Ellen juga menyebutkan bahwa biasanya pergerakan serangan-serangan ini melibatkan tim yang terkoordinasi dengan baik di balik layar. Kemudian serangan-serangan tersebut didengungkan oleh akun-akun bot atau anonim. “Nah, bentuknya kita sudah hapal sekali dengan situasi doxing, gitu ya,” ujarnya.

Serangan-serangan halus lainnya bisa berupa impersonasi atau peniruan akun korban oleh pelaku. Bentuk serangan lainnya adalah penyerbuan (trolling) dalam bentuk komentar atau unggahan yang menyudutkan korban.

Dari pemetaan bentuk-bentuk serangan tersebut, SAFEnet mencatat bahwa serangan dalam bentuk peretasan adalah yang paling sering terjadi, yakni sebanyak 114 kali. Di urutan berikutnya disusul oleh serangan dalam bentuk doxing sebanyak 10 kasus, phishing 2, impersonasi 3, serangan DDoS 4, pencurian data pribadi 4, dan lain-lain 4.

“Nah, kalau peretasan itu biasanya terhadap media daring dan menghapus artikel atau mengganti tampilan depan atau bentuk lainnya adalah pengambilalihan aset digital, misalnya akun WhatsApp, Instagram, atau lainnya,” tutur Ellen.

“Akun Telegram juga sempet, gitu ya, ada beberapa kali percobaan untuk pengambilalihan akun aplikasi pesan biasanya ya karena itu personal kan yang biasa kita gunakan,” imbuh Ellen.

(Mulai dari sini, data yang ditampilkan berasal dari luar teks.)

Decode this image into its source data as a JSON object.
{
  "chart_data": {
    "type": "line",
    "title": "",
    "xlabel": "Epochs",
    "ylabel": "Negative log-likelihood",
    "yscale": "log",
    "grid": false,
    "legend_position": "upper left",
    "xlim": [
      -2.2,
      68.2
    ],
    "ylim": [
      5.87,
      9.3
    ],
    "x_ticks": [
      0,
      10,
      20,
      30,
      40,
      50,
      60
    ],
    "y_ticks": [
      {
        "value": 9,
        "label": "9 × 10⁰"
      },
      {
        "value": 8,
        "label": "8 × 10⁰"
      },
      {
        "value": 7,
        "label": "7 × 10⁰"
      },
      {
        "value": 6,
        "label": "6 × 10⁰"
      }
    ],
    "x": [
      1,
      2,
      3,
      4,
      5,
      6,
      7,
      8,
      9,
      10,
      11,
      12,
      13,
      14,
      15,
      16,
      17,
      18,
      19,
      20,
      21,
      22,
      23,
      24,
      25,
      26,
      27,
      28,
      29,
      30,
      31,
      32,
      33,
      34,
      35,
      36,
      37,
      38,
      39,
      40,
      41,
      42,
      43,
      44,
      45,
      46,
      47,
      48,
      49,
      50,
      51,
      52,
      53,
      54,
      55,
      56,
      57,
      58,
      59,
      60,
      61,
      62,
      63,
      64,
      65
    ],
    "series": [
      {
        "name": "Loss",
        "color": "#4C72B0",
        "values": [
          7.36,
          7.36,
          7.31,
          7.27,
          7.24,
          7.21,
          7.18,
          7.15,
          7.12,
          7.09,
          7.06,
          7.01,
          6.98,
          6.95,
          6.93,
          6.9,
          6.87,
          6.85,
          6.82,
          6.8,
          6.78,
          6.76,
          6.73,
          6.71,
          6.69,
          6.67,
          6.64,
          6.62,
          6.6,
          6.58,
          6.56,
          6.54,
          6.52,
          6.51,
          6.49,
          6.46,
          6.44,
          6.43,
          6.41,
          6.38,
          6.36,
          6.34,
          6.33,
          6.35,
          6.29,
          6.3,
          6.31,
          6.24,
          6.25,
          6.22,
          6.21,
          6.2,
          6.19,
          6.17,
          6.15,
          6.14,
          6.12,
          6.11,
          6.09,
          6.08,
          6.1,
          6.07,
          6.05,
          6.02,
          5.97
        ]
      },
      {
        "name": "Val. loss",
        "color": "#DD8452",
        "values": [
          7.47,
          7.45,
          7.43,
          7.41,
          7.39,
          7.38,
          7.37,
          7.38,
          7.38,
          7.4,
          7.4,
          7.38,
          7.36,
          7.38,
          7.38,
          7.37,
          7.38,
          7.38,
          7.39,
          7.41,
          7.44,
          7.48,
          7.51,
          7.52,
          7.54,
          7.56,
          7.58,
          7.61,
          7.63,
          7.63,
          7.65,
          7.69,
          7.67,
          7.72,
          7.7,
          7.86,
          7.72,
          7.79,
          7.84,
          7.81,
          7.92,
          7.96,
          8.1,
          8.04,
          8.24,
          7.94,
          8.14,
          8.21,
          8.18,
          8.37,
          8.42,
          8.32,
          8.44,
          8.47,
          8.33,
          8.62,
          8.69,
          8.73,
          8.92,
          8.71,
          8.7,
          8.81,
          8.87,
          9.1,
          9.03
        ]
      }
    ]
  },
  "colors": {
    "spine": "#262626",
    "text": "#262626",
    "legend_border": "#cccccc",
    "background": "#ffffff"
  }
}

SAFEnet juga mencatat bahwa pola serangan-serangan tersebut kerap terjadi ketika ada suatu momentum. Ellen menyebut bahwa insiden serangan digital paling banyak terjadi ketika situasi politik Indonesia sedang memanas.

Sebagai contoh, SAFEnet menyebut bahwa saat isu #PapuanLivesMatter mengemuka, terjadi insiden serangan digital sebanyak 15 kali. Pada saat isu #TolakOmnibusLaw dan #MosiTidakPercaya ramai menjadi perbincangan warganet, insiden serangan digital terjadi sebanyak 41. Kemudian ketika isu #TolakRizieqShihab mencuat, insiden serangan digital mencapai 16 kasus.

“Yang berat itu adalah ketika terjadi serangan digital namun dampaknya itu sampai ke kesehatan mental kita, bahkan bukan cuma kesehatan mental gitu, kesehatan fisik juga kemudian berdampak, gitu ya,” ujar Ellen.